Effective reprocessing of endoscopes that are used in endoscopic retrograde cholangiopancreatography (ERCP) procedures requires continued vigilance to prevent dangerous infections, according to a US Food and Drug Administration (FDA) advisory panel that met today and yesterday.

The Gastroenterology and Urology Devices Panel of the Medical Devices Advisory Committee met to discuss the unique challenges associated with reprocessing ERCP endoscopes.

At least six outbreaks ― some lethal ― have occurred within recent years despite proper adherence to manufacturers’ instructions and recommendations from professional organizations about the reprocessing of duodenoscopes. Most concerning is that infections have been linked to rare bacteria, especially multidrug-resistant organisms.

More than 600,000 ERCP procedures are performed in the United States each year. In ERCP, a specially trained physician threads a duodenoscope through the esophagus, stomach, and duodenum, then injects contrast media directly into the biliary tree to visualize the biliary and pancreatic duct anatomy. This allows the physician to assess for obstruction or narrowing of the ducts caused by cancer, gallstones, inflammation, infection, or other disorders. The procedure can enable immediate and sometimes life-saving treatment.

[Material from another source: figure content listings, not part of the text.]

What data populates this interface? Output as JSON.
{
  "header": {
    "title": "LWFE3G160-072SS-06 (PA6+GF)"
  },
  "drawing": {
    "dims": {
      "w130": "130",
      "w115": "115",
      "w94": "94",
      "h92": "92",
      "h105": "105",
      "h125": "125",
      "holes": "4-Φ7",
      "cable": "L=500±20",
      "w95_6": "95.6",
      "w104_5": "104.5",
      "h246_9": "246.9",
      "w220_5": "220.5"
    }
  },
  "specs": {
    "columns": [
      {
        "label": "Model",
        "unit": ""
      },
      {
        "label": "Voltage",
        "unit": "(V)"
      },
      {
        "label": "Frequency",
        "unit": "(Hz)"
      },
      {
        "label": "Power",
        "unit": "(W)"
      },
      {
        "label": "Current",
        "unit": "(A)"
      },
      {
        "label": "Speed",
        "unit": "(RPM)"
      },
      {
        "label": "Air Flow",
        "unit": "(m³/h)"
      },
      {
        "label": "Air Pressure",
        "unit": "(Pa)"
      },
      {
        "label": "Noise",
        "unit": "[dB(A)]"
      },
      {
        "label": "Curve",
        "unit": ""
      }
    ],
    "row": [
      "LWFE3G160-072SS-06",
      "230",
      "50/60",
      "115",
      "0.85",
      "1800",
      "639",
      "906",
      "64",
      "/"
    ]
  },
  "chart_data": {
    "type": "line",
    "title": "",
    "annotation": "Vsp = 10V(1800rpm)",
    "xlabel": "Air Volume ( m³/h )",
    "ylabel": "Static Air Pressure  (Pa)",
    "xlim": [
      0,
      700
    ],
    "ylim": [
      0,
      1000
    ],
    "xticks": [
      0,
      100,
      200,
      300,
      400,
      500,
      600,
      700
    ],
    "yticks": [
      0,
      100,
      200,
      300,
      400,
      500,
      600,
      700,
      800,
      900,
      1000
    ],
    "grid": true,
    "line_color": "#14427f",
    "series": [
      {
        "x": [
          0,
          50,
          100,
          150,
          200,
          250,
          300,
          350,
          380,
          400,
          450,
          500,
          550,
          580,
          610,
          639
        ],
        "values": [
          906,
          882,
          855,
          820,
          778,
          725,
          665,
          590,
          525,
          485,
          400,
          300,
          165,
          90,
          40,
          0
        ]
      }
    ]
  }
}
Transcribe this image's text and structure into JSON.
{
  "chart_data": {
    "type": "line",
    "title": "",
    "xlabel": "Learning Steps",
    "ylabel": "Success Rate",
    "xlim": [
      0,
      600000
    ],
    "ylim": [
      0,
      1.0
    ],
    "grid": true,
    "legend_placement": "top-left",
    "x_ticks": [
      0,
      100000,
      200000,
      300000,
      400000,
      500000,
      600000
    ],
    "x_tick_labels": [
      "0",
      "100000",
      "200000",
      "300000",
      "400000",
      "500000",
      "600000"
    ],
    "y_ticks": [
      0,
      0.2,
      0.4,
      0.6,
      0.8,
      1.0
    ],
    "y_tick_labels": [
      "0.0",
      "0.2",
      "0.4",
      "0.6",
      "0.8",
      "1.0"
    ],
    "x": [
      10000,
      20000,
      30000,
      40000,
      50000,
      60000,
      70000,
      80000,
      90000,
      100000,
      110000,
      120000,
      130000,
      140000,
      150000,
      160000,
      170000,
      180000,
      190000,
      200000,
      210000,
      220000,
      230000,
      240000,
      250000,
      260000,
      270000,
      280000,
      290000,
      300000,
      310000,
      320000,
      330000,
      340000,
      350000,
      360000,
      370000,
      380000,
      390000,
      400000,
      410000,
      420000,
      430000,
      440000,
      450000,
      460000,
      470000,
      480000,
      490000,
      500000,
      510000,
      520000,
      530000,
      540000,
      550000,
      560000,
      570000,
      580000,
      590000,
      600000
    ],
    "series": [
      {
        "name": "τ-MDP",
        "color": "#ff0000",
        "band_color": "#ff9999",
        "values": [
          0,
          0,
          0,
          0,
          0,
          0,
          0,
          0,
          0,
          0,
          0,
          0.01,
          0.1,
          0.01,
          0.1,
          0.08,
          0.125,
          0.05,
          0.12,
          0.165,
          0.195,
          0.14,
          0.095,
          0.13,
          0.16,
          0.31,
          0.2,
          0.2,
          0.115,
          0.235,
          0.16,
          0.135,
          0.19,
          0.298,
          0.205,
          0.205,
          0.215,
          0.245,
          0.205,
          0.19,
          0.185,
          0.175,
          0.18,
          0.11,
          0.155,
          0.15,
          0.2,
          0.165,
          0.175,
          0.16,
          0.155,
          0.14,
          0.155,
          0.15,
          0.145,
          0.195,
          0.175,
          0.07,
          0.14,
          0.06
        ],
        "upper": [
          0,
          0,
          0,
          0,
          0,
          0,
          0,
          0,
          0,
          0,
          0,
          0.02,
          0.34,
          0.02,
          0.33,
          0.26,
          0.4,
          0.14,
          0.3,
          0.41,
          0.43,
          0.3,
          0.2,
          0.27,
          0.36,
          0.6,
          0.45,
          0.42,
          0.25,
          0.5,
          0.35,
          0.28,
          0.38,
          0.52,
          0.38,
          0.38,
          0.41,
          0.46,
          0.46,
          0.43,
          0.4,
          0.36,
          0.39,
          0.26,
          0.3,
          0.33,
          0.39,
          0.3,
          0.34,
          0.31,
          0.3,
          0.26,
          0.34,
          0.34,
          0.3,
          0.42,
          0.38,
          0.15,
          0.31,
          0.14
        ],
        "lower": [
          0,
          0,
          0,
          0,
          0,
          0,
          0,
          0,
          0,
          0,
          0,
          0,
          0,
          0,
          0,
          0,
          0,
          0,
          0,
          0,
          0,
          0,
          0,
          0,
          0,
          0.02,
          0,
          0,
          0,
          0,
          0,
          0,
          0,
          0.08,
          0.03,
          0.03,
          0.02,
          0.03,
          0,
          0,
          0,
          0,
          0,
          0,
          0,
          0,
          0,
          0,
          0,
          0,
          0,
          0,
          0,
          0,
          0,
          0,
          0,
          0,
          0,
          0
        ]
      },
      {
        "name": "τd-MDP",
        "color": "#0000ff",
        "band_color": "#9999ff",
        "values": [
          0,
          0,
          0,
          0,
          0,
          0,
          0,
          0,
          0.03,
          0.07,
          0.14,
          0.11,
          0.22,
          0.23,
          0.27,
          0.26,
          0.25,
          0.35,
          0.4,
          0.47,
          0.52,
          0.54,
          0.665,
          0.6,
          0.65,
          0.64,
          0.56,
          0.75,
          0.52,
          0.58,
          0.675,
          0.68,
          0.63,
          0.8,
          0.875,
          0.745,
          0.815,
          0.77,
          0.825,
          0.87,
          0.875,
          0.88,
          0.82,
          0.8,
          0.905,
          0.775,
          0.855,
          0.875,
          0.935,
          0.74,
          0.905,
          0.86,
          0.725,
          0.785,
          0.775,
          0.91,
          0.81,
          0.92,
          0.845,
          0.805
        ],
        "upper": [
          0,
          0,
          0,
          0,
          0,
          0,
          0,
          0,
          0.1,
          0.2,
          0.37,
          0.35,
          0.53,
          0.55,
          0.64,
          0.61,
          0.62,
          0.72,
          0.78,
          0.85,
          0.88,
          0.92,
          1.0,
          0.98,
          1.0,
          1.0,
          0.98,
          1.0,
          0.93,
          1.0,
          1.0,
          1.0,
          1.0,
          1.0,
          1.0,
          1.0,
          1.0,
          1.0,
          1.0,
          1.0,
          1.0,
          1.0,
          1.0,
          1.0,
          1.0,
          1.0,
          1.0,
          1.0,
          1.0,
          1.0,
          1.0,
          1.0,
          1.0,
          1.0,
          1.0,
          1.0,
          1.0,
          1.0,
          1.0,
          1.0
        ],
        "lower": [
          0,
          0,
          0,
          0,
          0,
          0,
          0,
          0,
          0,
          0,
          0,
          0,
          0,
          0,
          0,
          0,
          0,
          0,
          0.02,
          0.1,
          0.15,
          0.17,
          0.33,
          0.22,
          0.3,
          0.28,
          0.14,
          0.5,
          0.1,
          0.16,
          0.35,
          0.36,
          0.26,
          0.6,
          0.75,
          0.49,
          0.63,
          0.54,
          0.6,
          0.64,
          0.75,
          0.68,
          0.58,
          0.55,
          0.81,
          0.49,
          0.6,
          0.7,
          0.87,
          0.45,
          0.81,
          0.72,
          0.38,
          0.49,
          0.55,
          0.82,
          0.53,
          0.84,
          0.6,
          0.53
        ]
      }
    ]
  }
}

The duodenoscope is a reusable, flexible, lighted tube with a hollow channel that enables other instruments to be inserted through it for tissue sampling and treatment of some abnormalities. Its unique features make it difficult to reprocess so that it can be used in subsequent patients. Duodenoscopes have many small parts that are hidden and can be difficult to reach; therefore, meticulous reprocessing is necessary to avoid transmitting infections to subsequent patients.

Several reasons may account for why outbreaks have occurred. Insufficient manual cleaning, failure to follow the manufacturer’s recommended cleaning instructions, or failure to use enough disinfectant may be to blame. Some infections have been linked to contamination from tap water or irrigating solutions. Finally, improper use of automated endoscope reprocessors (AERs), inadequate drying, and defective equipment may all play roles.

One issue is that the design of duodenoscopes may make it difficult to properly reprocess them. Some hospitals use high-level disinfection, which involves use of chemical disinfectants that may not necessarily kill all organisms. Duodenoscopes can be damaged by the high heat commonly used with steam sterilization. Some hospitals use chemical sterilization with ethylene glycol, which raises the issue of toxicity and worker safety.

Even when duodenoscopes are cleaned properly, they may be rinsed improperly with tap water or other liquids, introducing new bacteria. Another issue concerns storage and transfer of the duodenoscopes to the operating room after cleaning, also potential sources of contamination. A third issue concerns proper drying of duodenoscopes and the potential for biofilm formation. Biofilms need water for survival and could potentially contaminate duodenoscopes.